Here’s another great blog by Ken Shirriff about the Intel 8008 microprocessor, which turns 45 next month. This time he takes a look at – physically, just look at that die shot close-up! – the chip’s ALU, segmenting the unit into its various sub-components and then further scrutinizing how it all works. The ‘notes and references’ on the blog post alone are a treasure trove of further reading an analysis of this groundbreaking component!
A computer’s arithmetic-logic unit (ALU) is the heart of the processor, performing arithmetic and logic operations on data.
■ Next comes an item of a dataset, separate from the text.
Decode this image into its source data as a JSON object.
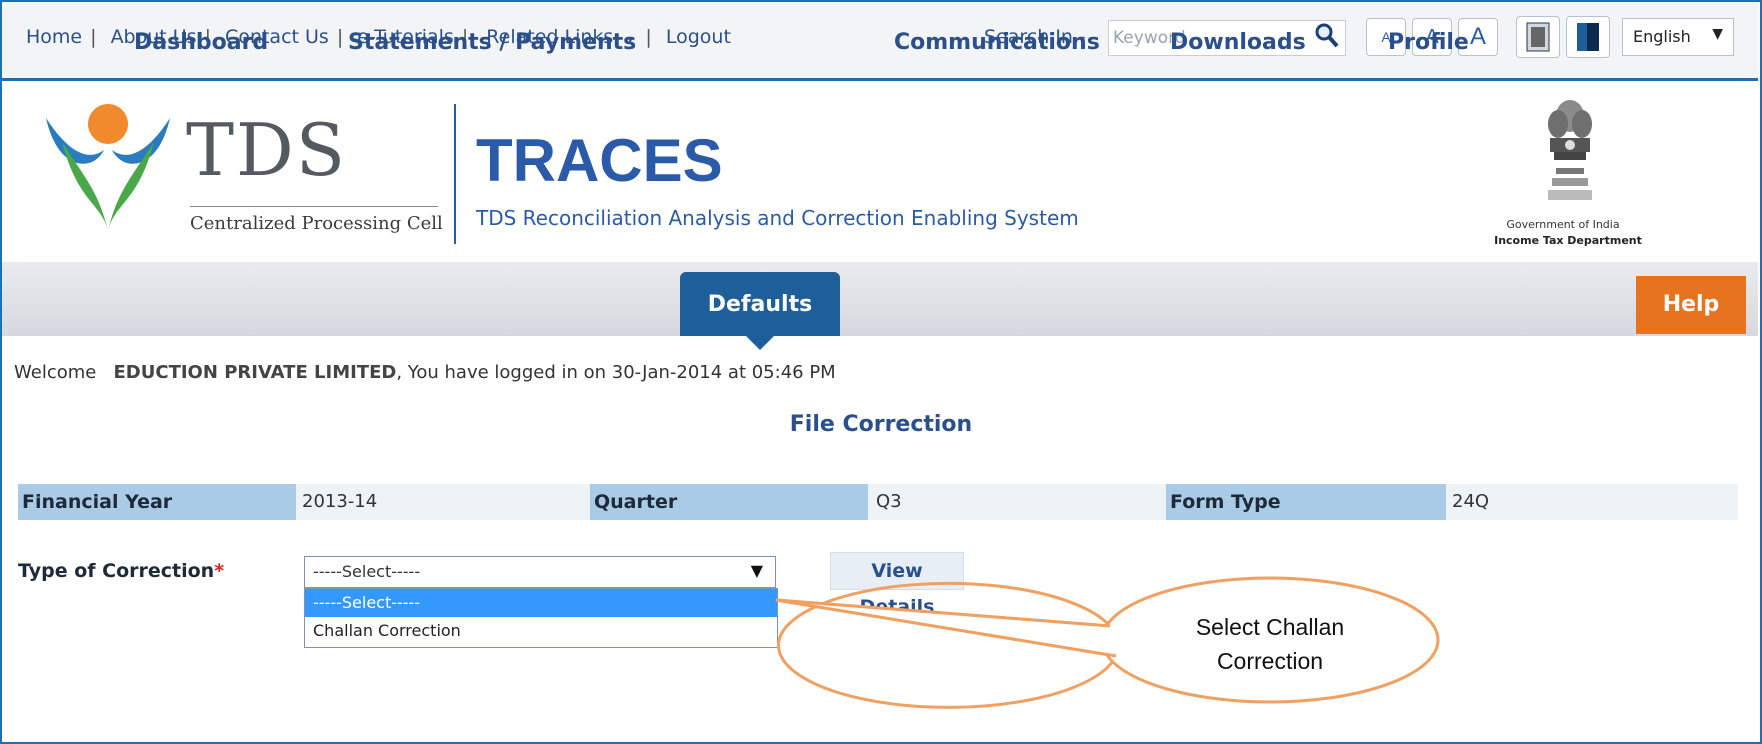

If you’ve studied digital logic, you’ve probably learned how to combine simple binary adder circuits to build an ALU. However, the 8008’s ALU uses clever logic circuits that can perform multiple operations efficiently. And unlike most 1970’s microprocessors, the 8008 uses a complex carry-lookahead circuit to increase its performance.
The 8008 was Intel’s first 8-bit microprocessor, introduced 45 years ago.1 While primitive by today’s standards, the 8008 is historically important because it essentially started the microprocessor revolution and is the ancestor of the x86 processor family that you are probably using right now.2 I recently took some die photos of the 8008, which I described earlier. In this article, I reverse-engineer the 8008’s ALU circuits from these die photos and explain how the ALU functions.